I work fast when the stakes are real. In 2025 I designed the Bythen Store UX solo, inside a launch team, in under three weeks, and it sold out its launch batch in the first hours. I learned the other half the hard way: at Bibit I shipped a redesign direction the team believed in, and it lost because we designed from our assumptions before we tested them. Now I decide what to build before I make it pretty.
Speed is the part I added since. I prototype with AI in the room, so a fuzzy vision turns into something clickable you can put in front of customers and investors in days. This site is one of those prototypes, designed and built that way.
Bring me what you can't see in your product yet, and I drag it into the light before you spend the build money. Tell me what you're trying to learn, and I'll tell you the fastest honest way to find out.
Dear Fellow Designer,
No pitch here, only the honest version. I started in 2015 on college projects with no idea what I was doing, and that was the point. I learned to be useful before I learned to be precious.

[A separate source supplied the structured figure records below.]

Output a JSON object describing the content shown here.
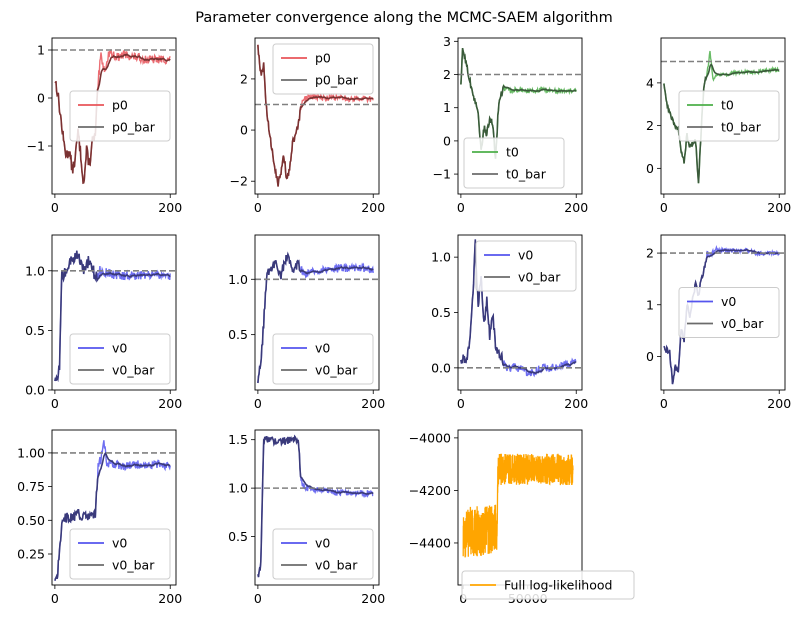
{
  "title": "Parameter convergence along the MCMC-SAEM algorithm",
  "colors": {
    "p0": "#e8545a",
    "t0": "#4daf4a",
    "v0": "#5555ee",
    "bar": "#6b6b6b",
    "overlap_p0": "#7a3232",
    "overlap_t0": "#3a5a3a",
    "overlap_v0": "#3a3a7a",
    "loglik": "#ffa500",
    "ref": "#808080"
  },
  "chart_data": [
    {
      "type": "line",
      "param": "p0",
      "xlim": [
        -5,
        210
      ],
      "ylim": [
        -2.0,
        1.25
      ],
      "xticks": [
        0,
        200
      ],
      "xtick_labels": [
        "0",
        "200"
      ],
      "yticks": [
        -1,
        0,
        1
      ],
      "ytick_labels": [
        "−1",
        "0",
        "1"
      ],
      "ref": 1.0,
      "legend": [
        "p0",
        "p0_bar"
      ],
      "legend_pos": "center-right",
      "keypoints": [
        [
          0,
          0.4
        ],
        [
          5,
          0.1
        ],
        [
          10,
          -0.4
        ],
        [
          15,
          -0.9
        ],
        [
          20,
          -1.2
        ],
        [
          25,
          -1.1
        ],
        [
          30,
          -1.5
        ],
        [
          35,
          -1.3
        ],
        [
          40,
          -0.7
        ],
        [
          45,
          -1.2
        ],
        [
          50,
          -1.8
        ],
        [
          55,
          -1.1
        ],
        [
          60,
          -1.4
        ],
        [
          65,
          -0.9
        ],
        [
          70,
          -0.8
        ],
        [
          75,
          0.3
        ],
        [
          80,
          0.9
        ],
        [
          85,
          0.6
        ],
        [
          90,
          0.7
        ],
        [
          95,
          1.0
        ],
        [
          100,
          0.9
        ],
        [
          110,
          0.85
        ],
        [
          120,
          0.9
        ],
        [
          140,
          0.85
        ],
        [
          160,
          0.8
        ],
        [
          180,
          0.8
        ],
        [
          200,
          0.8
        ]
      ],
      "noise": 0.12
    },
    {
      "type": "line",
      "param": "p0",
      "xlim": [
        -5,
        210
      ],
      "ylim": [
        -2.5,
        3.6
      ],
      "xticks": [
        0,
        200
      ],
      "xtick_labels": [
        "0",
        "200"
      ],
      "yticks": [
        -2,
        0,
        2
      ],
      "ytick_labels": [
        "−2",
        "0",
        "2"
      ],
      "ref": 1.0,
      "legend": [
        "p0",
        "p0_bar"
      ],
      "legend_pos": "top-right",
      "keypoints": [
        [
          0,
          3.3
        ],
        [
          5,
          2.2
        ],
        [
          10,
          2.5
        ],
        [
          15,
          0.8
        ],
        [
          20,
          -0.2
        ],
        [
          25,
          -0.8
        ],
        [
          30,
          -1.5
        ],
        [
          35,
          -2.1
        ],
        [
          40,
          -1.7
        ],
        [
          45,
          -1.0
        ],
        [
          50,
          -1.9
        ],
        [
          55,
          -1.6
        ],
        [
          60,
          -0.5
        ],
        [
          65,
          -0.3
        ],
        [
          70,
          0.2
        ],
        [
          75,
          0.9
        ],
        [
          80,
          1.2
        ],
        [
          90,
          1.3
        ],
        [
          100,
          1.3
        ],
        [
          120,
          1.25
        ],
        [
          140,
          1.3
        ],
        [
          160,
          1.2
        ],
        [
          180,
          1.25
        ],
        [
          200,
          1.2
        ]
      ],
      "noise": 0.15
    },
    {
      "type": "line",
      "param": "t0",
      "xlim": [
        -5,
        210
      ],
      "ylim": [
        -1.6,
        3.1
      ],
      "xticks": [
        0,
        200
      ],
      "xtick_labels": [
        "0",
        "200"
      ],
      "yticks": [
        -1,
        0,
        1,
        2,
        3
      ],
      "ytick_labels": [
        "−1",
        "0",
        "1",
        "2",
        "3"
      ],
      "ref": 2.0,
      "legend": [
        "t0",
        "t0_bar"
      ],
      "legend_pos": "bottom-left",
      "keypoints": [
        [
          0,
          1.6
        ],
        [
          3,
          2.8
        ],
        [
          10,
          2.3
        ],
        [
          20,
          1.4
        ],
        [
          30,
          0.9
        ],
        [
          35,
          -0.3
        ],
        [
          40,
          0.4
        ],
        [
          45,
          0.2
        ],
        [
          50,
          0.7
        ],
        [
          55,
          0.5
        ],
        [
          60,
          -0.6
        ],
        [
          65,
          1.0
        ],
        [
          70,
          1.4
        ],
        [
          75,
          1.6
        ],
        [
          85,
          1.5
        ],
        [
          100,
          1.55
        ],
        [
          120,
          1.5
        ],
        [
          140,
          1.55
        ],
        [
          160,
          1.5
        ],
        [
          180,
          1.5
        ],
        [
          200,
          1.5
        ]
      ],
      "noise": 0.1
    },
    {
      "type": "line",
      "param": "t0",
      "xlim": [
        -5,
        210
      ],
      "ylim": [
        -1.2,
        6.1
      ],
      "xticks": [
        0,
        200
      ],
      "xtick_labels": [
        "0",
        "200"
      ],
      "yticks": [
        0,
        2,
        4
      ],
      "ytick_labels": [
        "0",
        "2",
        "4"
      ],
      "ref": 5.0,
      "legend": [
        "t0",
        "t0_bar"
      ],
      "legend_pos": "center-right",
      "keypoints": [
        [
          0,
          4.0
        ],
        [
          5,
          3.0
        ],
        [
          10,
          2.6
        ],
        [
          20,
          2.0
        ],
        [
          25,
          1.8
        ],
        [
          30,
          0.8
        ],
        [
          35,
          0.3
        ],
        [
          40,
          1.6
        ],
        [
          45,
          1.0
        ],
        [
          55,
          1.3
        ],
        [
          60,
          -0.8
        ],
        [
          65,
          2.0
        ],
        [
          70,
          4.0
        ],
        [
          75,
          4.5
        ],
        [
          80,
          5.5
        ],
        [
          85,
          4.2
        ],
        [
          95,
          4.4
        ],
        [
          110,
          4.4
        ],
        [
          130,
          4.5
        ],
        [
          160,
          4.5
        ],
        [
          180,
          4.6
        ],
        [
          200,
          4.6
        ]
      ],
      "noise": 0.12
    },
    {
      "type": "line",
      "param": "v0",
      "xlim": [
        -5,
        210
      ],
      "ylim": [
        0.0,
        1.3
      ],
      "xticks": [
        0,
        200
      ],
      "xtick_labels": [
        "0",
        "200"
      ],
      "yticks": [
        0.0,
        0.5,
        1.0
      ],
      "ytick_labels": [
        "0.0",
        "0.5",
        "1.0"
      ],
      "ref": 1.0,
      "legend": [
        "v0",
        "v0_bar"
      ],
      "legend_pos": "bottom-right",
      "keypoints": [
        [
          0,
          0.05
        ],
        [
          5,
          0.1
        ],
        [
          8,
          0.2
        ],
        [
          12,
          0.95
        ],
        [
          20,
          1.0
        ],
        [
          30,
          1.1
        ],
        [
          40,
          1.15
        ],
        [
          50,
          1.0
        ],
        [
          60,
          1.1
        ],
        [
          70,
          0.95
        ],
        [
          80,
          1.0
        ],
        [
          100,
          0.97
        ],
        [
          120,
          0.96
        ],
        [
          140,
          0.96
        ],
        [
          160,
          0.96
        ],
        [
          180,
          0.96
        ],
        [
          200,
          0.96
        ]
      ],
      "noise": 0.05
    },
    {
      "type": "line",
      "param": "v0",
      "xlim": [
        -5,
        210
      ],
      "ylim": [
        0.0,
        1.4
      ],
      "xticks": [
        0,
        200
      ],
      "xtick_labels": [
        "0",
        "200"
      ],
      "yticks": [
        0.5,
        1.0
      ],
      "ytick_labels": [
        "0.5",
        "1.0"
      ],
      "ref": 1.0,
      "legend": [
        "v0",
        "v0_bar"
      ],
      "legend_pos": "bottom-right",
      "keypoints": [
        [
          0,
          0.1
        ],
        [
          5,
          0.2
        ],
        [
          10,
          0.6
        ],
        [
          15,
          1.0
        ],
        [
          20,
          1.1
        ],
        [
          30,
          1.15
        ],
        [
          40,
          1.05
        ],
        [
          50,
          1.2
        ],
        [
          60,
          1.1
        ],
        [
          70,
          1.15
        ],
        [
          80,
          1.05
        ],
        [
          100,
          1.08
        ],
        [
          120,
          1.08
        ],
        [
          140,
          1.1
        ],
        [
          160,
          1.1
        ],
        [
          180,
          1.1
        ],
        [
          200,
          1.08
        ]
      ],
      "noise": 0.05
    },
    {
      "type": "line",
      "param": "v0",
      "xlim": [
        -5,
        210
      ],
      "ylim": [
        -0.2,
        1.2
      ],
      "xticks": [
        0,
        200
      ],
      "xtick_labels": [
        "0",
        "200"
      ],
      "yticks": [
        0.0,
        0.5,
        1.0
      ],
      "ytick_labels": [
        "0.0",
        "0.5",
        "1.0"
      ],
      "ref": 0.0,
      "legend": [
        "v0",
        "v0_bar"
      ],
      "legend_pos": "top-right",
      "keypoints": [
        [
          0,
          0.07
        ],
        [
          10,
          0.1
        ],
        [
          15,
          0.2
        ],
        [
          20,
          0.6
        ],
        [
          25,
          1.12
        ],
        [
          30,
          0.55
        ],
        [
          35,
          0.8
        ],
        [
          40,
          0.4
        ],
        [
          45,
          0.6
        ],
        [
          50,
          0.3
        ],
        [
          55,
          0.5
        ],
        [
          60,
          0.2
        ],
        [
          70,
          0.1
        ],
        [
          80,
          0.0
        ],
        [
          100,
          0.0
        ],
        [
          120,
          -0.05
        ],
        [
          140,
          0.0
        ],
        [
          160,
          0.0
        ],
        [
          180,
          0.03
        ],
        [
          200,
          0.05
        ]
      ],
      "noise": 0.05
    },
    {
      "type": "line",
      "param": "v0",
      "xlim": [
        -5,
        210
      ],
      "ylim": [
        -0.65,
        2.35
      ],
      "xticks": [
        0,
        200
      ],
      "xtick_labels": [
        "0",
        "200"
      ],
      "yticks": [
        0,
        1,
        2
      ],
      "ytick_labels": [
        "0",
        "1",
        "2"
      ],
      "ref": 2.0,
      "legend": [
        "v0",
        "v0_bar"
      ],
      "legend_pos": "center-right",
      "keypoints": [
        [
          0,
          0.15
        ],
        [
          10,
          0.1
        ],
        [
          15,
          -0.5
        ],
        [
          20,
          -0.2
        ],
        [
          25,
          -0.3
        ],
        [
          30,
          0.5
        ],
        [
          35,
          0.3
        ],
        [
          40,
          1.0
        ],
        [
          45,
          0.8
        ],
        [
          55,
          1.4
        ],
        [
          60,
          1.2
        ],
        [
          65,
          1.5
        ],
        [
          70,
          1.7
        ],
        [
          75,
          2.0
        ],
        [
          80,
          1.95
        ],
        [
          90,
          2.1
        ],
        [
          100,
          2.05
        ],
        [
          120,
          2.05
        ],
        [
          140,
          2.05
        ],
        [
          160,
          2.0
        ],
        [
          180,
          2.0
        ],
        [
          200,
          2.0
        ]
      ],
      "noise": 0.06
    },
    {
      "type": "line",
      "param": "v0",
      "xlim": [
        -5,
        210
      ],
      "ylim": [
        0.02,
        1.17
      ],
      "xticks": [
        0,
        200
      ],
      "xtick_labels": [
        "0",
        "200"
      ],
      "yticks": [
        0.25,
        0.5,
        0.75,
        1.0
      ],
      "ytick_labels": [
        "0.25",
        "0.50",
        "0.75",
        "1.00"
      ],
      "ref": 1.0,
      "legend": [
        "v0",
        "v0_bar"
      ],
      "legend_pos": "bottom-right",
      "keypoints": [
        [
          0,
          0.07
        ],
        [
          5,
          0.1
        ],
        [
          8,
          0.3
        ],
        [
          12,
          0.48
        ],
        [
          20,
          0.52
        ],
        [
          40,
          0.54
        ],
        [
          60,
          0.52
        ],
        [
          70,
          0.55
        ],
        [
          75,
          0.9
        ],
        [
          80,
          0.95
        ],
        [
          85,
          1.1
        ],
        [
          90,
          0.9
        ],
        [
          100,
          0.92
        ],
        [
          120,
          0.9
        ],
        [
          140,
          0.92
        ],
        [
          160,
          0.9
        ],
        [
          180,
          0.92
        ],
        [
          200,
          0.9
        ]
      ],
      "noise": 0.04
    },
    {
      "type": "line",
      "param": "v0",
      "xlim": [
        -5,
        210
      ],
      "ylim": [
        0.0,
        1.6
      ],
      "xticks": [
        0,
        200
      ],
      "xtick_labels": [
        "0",
        "200"
      ],
      "yticks": [
        0.5,
        1.0,
        1.5
      ],
      "ytick_labels": [
        "0.5",
        "1.0",
        "1.5"
      ],
      "ref": 1.0,
      "legend": [
        "v0",
        "v0_bar"
      ],
      "legend_pos": "bottom-right",
      "keypoints": [
        [
          0,
          0.1
        ],
        [
          5,
          0.2
        ],
        [
          8,
          1.0
        ],
        [
          10,
          1.5
        ],
        [
          20,
          1.5
        ],
        [
          40,
          1.48
        ],
        [
          60,
          1.5
        ],
        [
          70,
          1.5
        ],
        [
          75,
          1.05
        ],
        [
          85,
          1.0
        ],
        [
          100,
          0.98
        ],
        [
          120,
          0.98
        ],
        [
          140,
          0.95
        ],
        [
          160,
          0.95
        ],
        [
          180,
          0.95
        ],
        [
          200,
          0.95
        ]
      ],
      "noise": 0.04
    },
    {
      "type": "line",
      "param": "loglik",
      "xlim": [
        -4000,
        92000
      ],
      "ylim": [
        -4560,
        -3970
      ],
      "xticks": [
        0,
        50000
      ],
      "xtick_labels": [
        "0",
        "50000"
      ],
      "yticks": [
        -4400,
        -4200,
        -4000
      ],
      "ytick_labels": [
        "−4400",
        "−4200",
        "−4000"
      ],
      "ref": null,
      "legend": [
        "Full log-likelihood"
      ],
      "legend_pos": "bottom-right-outside",
      "keypoints": [
        [
          0,
          -4360
        ],
        [
          26000,
          -4350
        ],
        [
          27000,
          -4120
        ],
        [
          85000,
          -4120
        ]
      ],
      "noise": 60
    }
  ]
}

The work I'm proudest of rarely fits a case study. The internal Bibit redesign that never shipped taught me more than the ones that did. These days I explore on my own, mostly with AI in the room, and I follow it even when it loses me. This site is where that went: I designed it and built it by directing AI, breaking it, and looking closer until it held.
Off-screen I dragged one of my old Vespas back from years in the garage, and next I take it out for some asphalt. If you're early in this, or stuck on something, my inbox is open. We're all figuring it out; some of us hide it better.